Upon questioning by the circuit court, trial counsel stated that she had reviewed the plea questionnaire, elements, potential consequences, and possible defenses with Devontae and believed he understood this information.  Based on the parties’ stipulation and the facts alleged in the petition, the circuit court determined that a factual basis existed for Devontae’s admission.  We agree with appellate counsel that there would be no arguable merit to a challenge to the entry of Devontae’s admission. 

At the dispositional portion of the hearing, the State and Devontae’s juvenile probation officer recommended a correctional placement[2] pursuant to Wis. Stat. § 938.34(4m).  Trial counsel recommended that the court impose and stay a correctional placement in favor of probation and placement in a group home.  The circuit court ordered a one-year placement through the Department of Corrections at a juvenile correctional facility.[3]

Before ordering a correctional placement at disposition, a circuit court must find that the juvenile:  (1) has been found delinquent for the commission of an act that would be punishable by a sentence of six months or more if committed by an adult; and (2) is a danger to the public and in need of restrictive custodial treatment.  Wis. Stat. § 938.34 (4m).  In determining a disposition, “the court is to consider the seriousness of the offense, the need to protect [the community] from juvenile crime, the need to prevent further delinquent acts, and the juvenile’s needs for care and treatment.”  State v. Richard J.D., 2006 WI App 242, ¶13, 297 Wis. 2d 20, 724 N.W.2d 665; see Wis. Stat. §§ 938.355(1), 938.01(2) and 938.34.  A circuit court’s dispositional order is reviewed for an erroneous exercise of discretion.  Richard J.D., 297 Wis. 2d 20, ¶5. 
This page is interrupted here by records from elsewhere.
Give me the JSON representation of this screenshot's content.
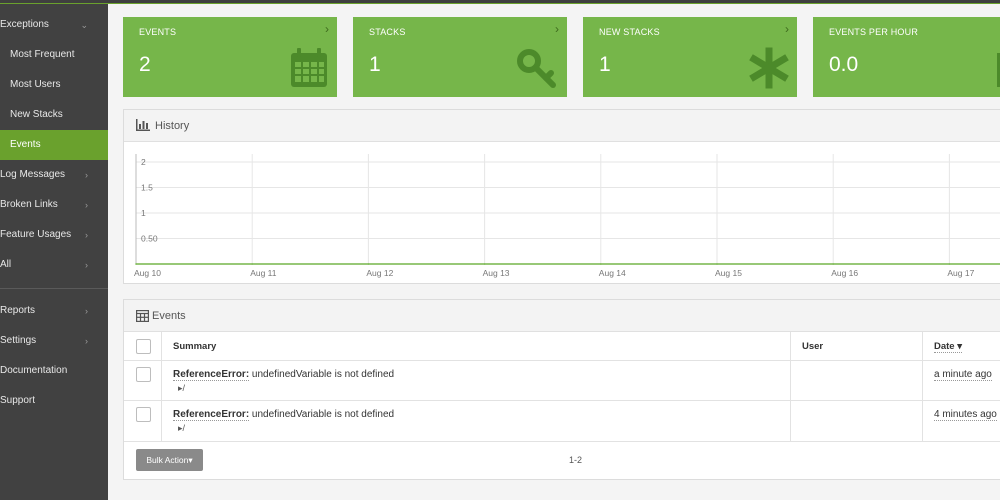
{
  "sidebar": {
    "items": [
      {
        "label": "Exceptions",
        "chevron": "⌄",
        "sub": false,
        "active": false
      },
      {
        "label": "Most Frequent",
        "chevron": "",
        "sub": true,
        "active": false
      },
      {
        "label": "Most Users",
        "chevron": "",
        "sub": true,
        "active": false
      },
      {
        "label": "New Stacks",
        "chevron": "",
        "sub": true,
        "active": false
      },
      {
        "label": "Events",
        "chevron": "",
        "sub": true,
        "active": true
      },
      {
        "label": "Log Messages",
        "chevron": "›",
        "sub": false,
        "active": false
      },
      {
        "label": "Broken Links",
        "chevron": "›",
        "sub": false,
        "active": false
      },
      {
        "label": "Feature Usages",
        "chevron": "›",
        "sub": false,
        "active": false
      },
      {
        "label": "All",
        "chevron": "›",
        "sub": false,
        "active": false
      },
      {
        "label": "Reports",
        "chevron": "›",
        "sub": false,
        "active": false
      },
      {
        "label": "Settings",
        "chevron": "›",
        "sub": false,
        "active": false
      },
      {
        "label": "Documentation",
        "chevron": "",
        "sub": false,
        "active": false
      },
      {
        "label": "Support",
        "chevron": "",
        "sub": false,
        "active": false
      }
    ]
  },
  "cards": [
    {
      "title": "EVENTS",
      "value": "2",
      "icon": "calendar-icon"
    },
    {
      "title": "STACKS",
      "value": "1",
      "icon": "key-icon"
    },
    {
      "title": "NEW STACKS",
      "value": "1",
      "icon": "asterisk-icon"
    },
    {
      "title": "EVENTS PER HOUR",
      "value": "0.0",
      "icon": "line-chart-icon"
    }
  ],
  "card_arrow": "›",
  "history": {
    "title": "History",
    "icon": "bar-chart-icon"
  },
  "chart_data": {
    "type": "line",
    "x": [
      "Aug 10",
      "Aug 11",
      "Aug 12",
      "Aug 13",
      "Aug 14",
      "Aug 15",
      "Aug 16",
      "Aug 17"
    ],
    "y_ticks": [
      "2",
      "1.5",
      "1",
      "0.50"
    ],
    "ylim": [
      0,
      2
    ],
    "series": [
      {
        "values": [
          0,
          0,
          0,
          0,
          0,
          0,
          0,
          0
        ],
        "color": "#76b64a"
      }
    ],
    "grid": true
  },
  "events_panel": {
    "title": "Events",
    "icon": "calendar-icon",
    "columns": {
      "summary": "Summary",
      "user": "User",
      "date": "Date"
    },
    "sort_indicator": "▾",
    "rows": [
      {
        "type": "ReferenceError:",
        "message": " undefinedVariable is not defined",
        "path": "/",
        "user": "",
        "date": "a minute ago"
      },
      {
        "type": "ReferenceError:",
        "message": " undefinedVariable is not defined",
        "path": "/",
        "user": "",
        "date": "4 minutes ago"
      }
    ],
    "bulk_action": "Bulk Action",
    "bulk_caret": "▾",
    "pager": "1-2"
  },
  "colors": {
    "accent": "#76b64a",
    "sidebar_bg": "#414141",
    "active_item": "#6aa12d"
  }
}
At disposition, the circuit court considered the totality of the record, including the petition, court report and psychological assessment as well as the parties’ recommendations.   The circuit court considered that Devontae had repeated contacts with the juvenile authorities and the court system, and that prior interventions, such as a group home placement, had not

prevented further delinquent acts.  The circuit court considered Devontae’s history on juvenile probation and noted that he had failed to cooperate with his probation agent, was not going to school, and had committed the present offense while on supervision.  The court found that Devontae was a danger to the public and in need of restrictive custodial treatment.  The circuit court concluded that given the serious nature of the allegations in the petition, anything less restrictive than a secured correctional placement would not protect the public.  In determining disposition, the circuit court examined the relevant facts and applied the proper legal standard.  There would be no arguable merit to a challenge to the disposition.  See id.  “The circuit court properly exercises its discretion when it examines the relevant facts, applies the proper legal standard, and uses a rational process to reach a reasonable conclusion.”
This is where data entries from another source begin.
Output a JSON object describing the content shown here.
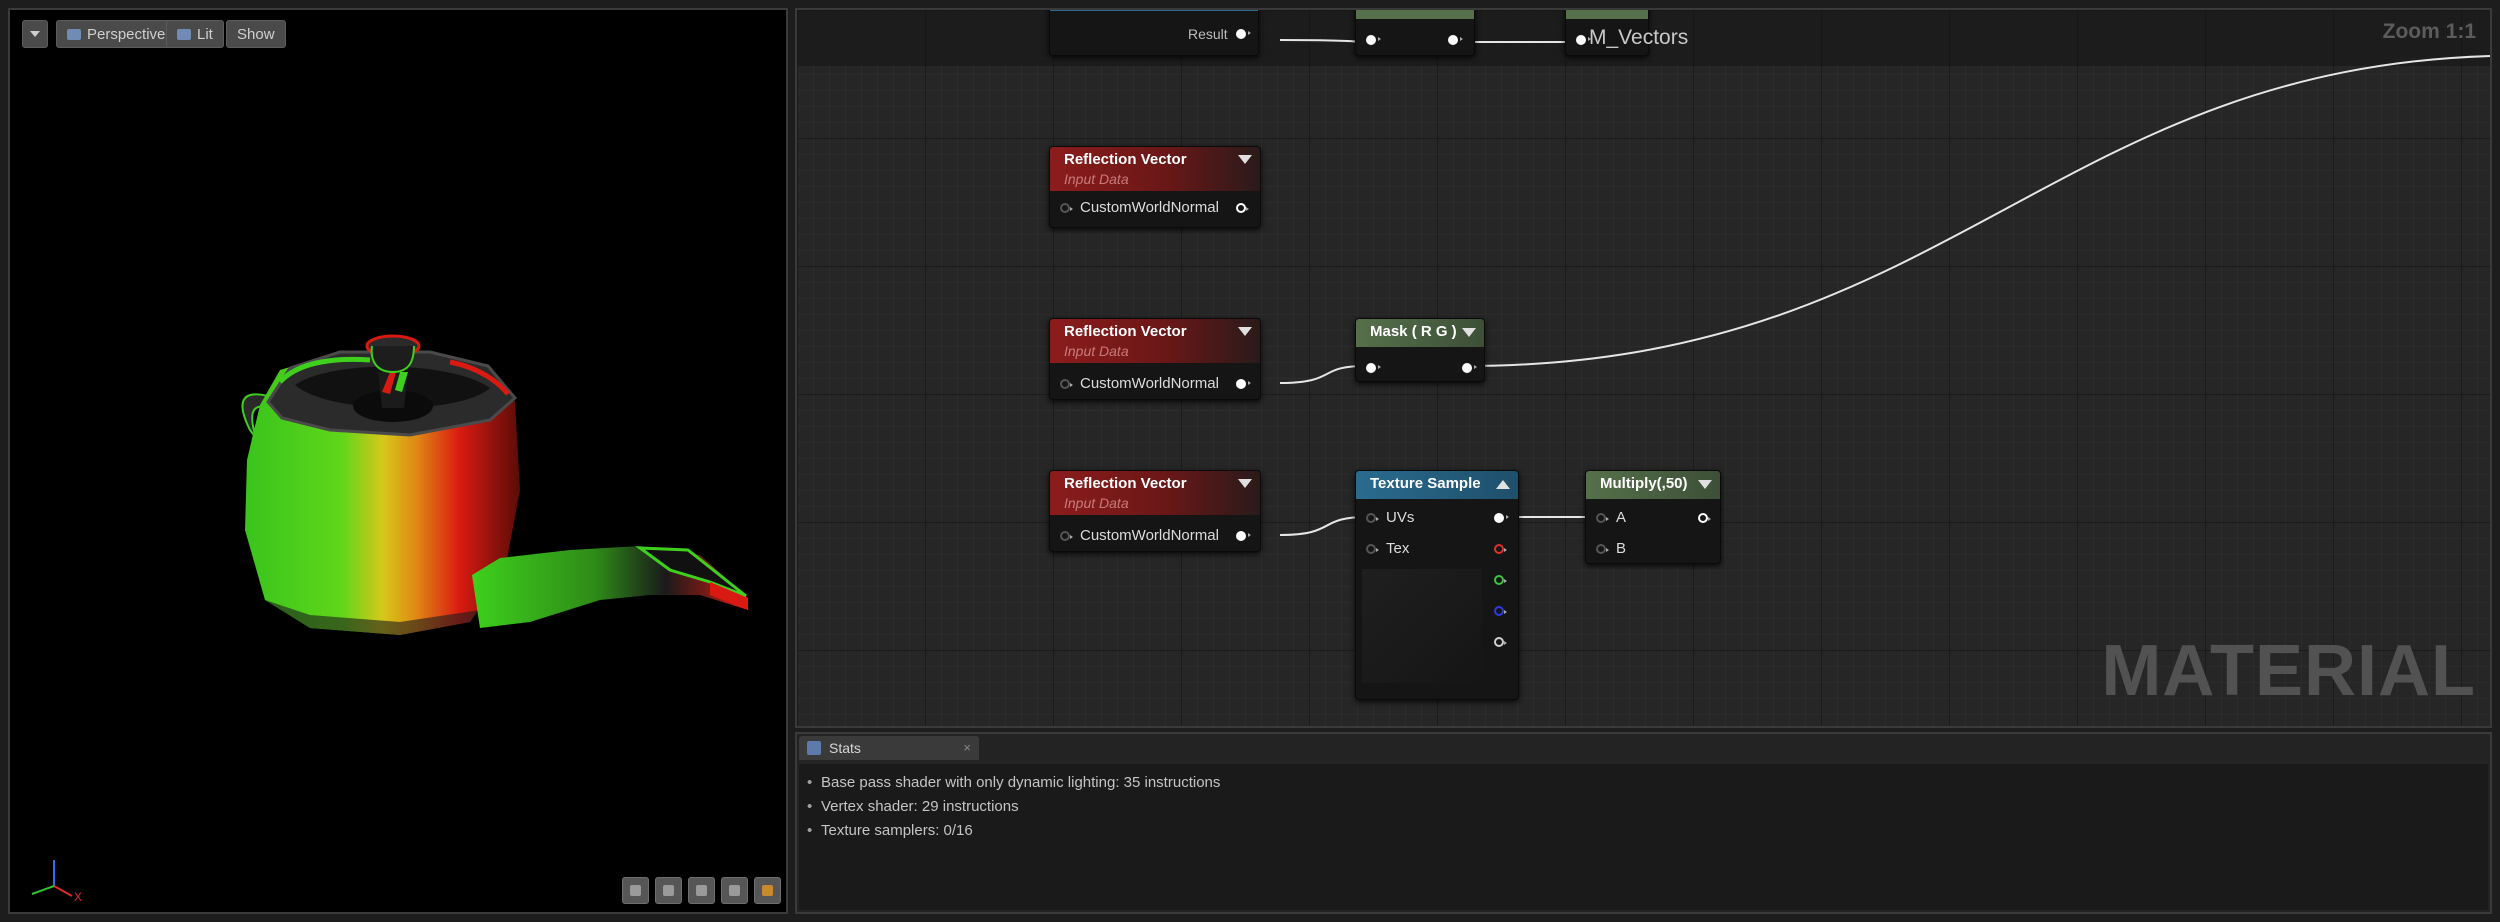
{
  "viewport": {
    "dropdown_icon": "chevron-down-icon",
    "perspective_label": "Perspective",
    "lit_label": "Lit",
    "show_label": "Show",
    "axis_x_label": "X"
  },
  "graph": {
    "title": "M_Vectors",
    "zoom_label": "Zoom 1:1",
    "watermark": "MATERIAL",
    "top_partial": {
      "result_label": "Result"
    },
    "nodes": [
      {
        "title": "Reflection Vector",
        "subtitle": "Input Data",
        "pin": "CustomWorldNormal"
      },
      {
        "title": "Reflection Vector",
        "subtitle": "Input Data",
        "pin": "CustomWorldNormal"
      },
      {
        "title": "Reflection Vector",
        "subtitle": "Input Data",
        "pin": "CustomWorldNormal"
      }
    ],
    "mask_node": {
      "title": "Mask ( R G )"
    },
    "texture_node": {
      "title": "Texture Sample",
      "pin_uvs": "UVs",
      "pin_tex": "Tex"
    },
    "multiply_node": {
      "title": "Multiply(,50)",
      "pin_a": "A",
      "pin_b": "B"
    }
  },
  "stats": {
    "tab_label": "Stats",
    "close_label": "×",
    "lines": [
      "Base pass shader with only dynamic lighting: 35 instructions",
      "Vertex shader: 29 instructions",
      "Texture samplers: 0/16"
    ]
  },
  "colors": {
    "node_red": "#8c1c1c",
    "node_green": "#55704a",
    "node_blue": "#2a6b8e",
    "wire": "#e6e6e6"
  }
}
Our review of the record discloses no other potential issues for appeal.  Accordingly, this court accepts the no-merit report, affirms the adjudication and discharges appellate counsel of the obligation to represent Devontae W. further in this appeal.

Upon the foregoing reasons,

IT IS ORDERED that the dispositional order is summarily affirmed.  See Wis. Stat. Rule 809.21.
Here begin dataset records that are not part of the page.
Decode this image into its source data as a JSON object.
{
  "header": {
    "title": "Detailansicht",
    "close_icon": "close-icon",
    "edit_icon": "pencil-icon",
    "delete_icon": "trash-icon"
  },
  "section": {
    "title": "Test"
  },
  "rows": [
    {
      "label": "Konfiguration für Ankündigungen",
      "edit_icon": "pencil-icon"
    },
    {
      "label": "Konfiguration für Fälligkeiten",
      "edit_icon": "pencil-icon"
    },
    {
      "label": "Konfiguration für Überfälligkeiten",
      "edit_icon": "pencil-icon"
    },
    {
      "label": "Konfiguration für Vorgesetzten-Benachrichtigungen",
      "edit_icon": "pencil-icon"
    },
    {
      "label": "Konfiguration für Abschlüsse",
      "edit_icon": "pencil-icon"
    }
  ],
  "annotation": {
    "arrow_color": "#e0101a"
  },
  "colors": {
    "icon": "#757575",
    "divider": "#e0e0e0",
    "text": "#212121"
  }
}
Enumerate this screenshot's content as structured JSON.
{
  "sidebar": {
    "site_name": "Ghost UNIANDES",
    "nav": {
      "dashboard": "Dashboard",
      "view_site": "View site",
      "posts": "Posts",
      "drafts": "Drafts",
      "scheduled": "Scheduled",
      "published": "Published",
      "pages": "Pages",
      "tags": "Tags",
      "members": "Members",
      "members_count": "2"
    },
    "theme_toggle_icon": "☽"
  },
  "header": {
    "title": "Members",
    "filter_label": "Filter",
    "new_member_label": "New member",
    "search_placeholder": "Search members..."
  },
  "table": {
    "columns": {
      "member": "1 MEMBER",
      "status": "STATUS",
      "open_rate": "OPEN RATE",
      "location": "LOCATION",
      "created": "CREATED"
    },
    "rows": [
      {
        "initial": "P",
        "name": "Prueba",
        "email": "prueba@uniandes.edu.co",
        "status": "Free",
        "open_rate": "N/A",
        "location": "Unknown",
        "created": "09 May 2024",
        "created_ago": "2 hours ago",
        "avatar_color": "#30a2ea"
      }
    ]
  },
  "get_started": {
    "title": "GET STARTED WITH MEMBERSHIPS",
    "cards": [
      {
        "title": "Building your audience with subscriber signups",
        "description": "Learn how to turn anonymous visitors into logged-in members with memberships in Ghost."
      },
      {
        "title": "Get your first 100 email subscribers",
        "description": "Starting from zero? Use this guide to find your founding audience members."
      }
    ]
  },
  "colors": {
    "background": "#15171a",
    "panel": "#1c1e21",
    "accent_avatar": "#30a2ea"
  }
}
IT IS FURTHER ORDERED that Attorney Dennis J. Weden is relieved from further representing Devontae W. in this matter.  See Wis. Stat. Rule 809.32(3).


 

Diane M. Fremgen

Clerk of Court of Appeals



[1]  This appeal is decided by one judge pursuant to Wis. Stat. § 752.31(2).  All references to the Wisconsin Statutes are to the 2011-12 version unless otherwise noted.

[2] The court report authored by Devontae’s probation officer originally recommended placement in the Serious Juvenile Offender Program (SJO).  However, the amended misdemeanor charge rendered Devontae ineligible for the SJO program. See Wis. Stat. § 938.34(4h).

[3]  The circuit court also dismissed any pending sanctions motions in Devontae’s prior cases.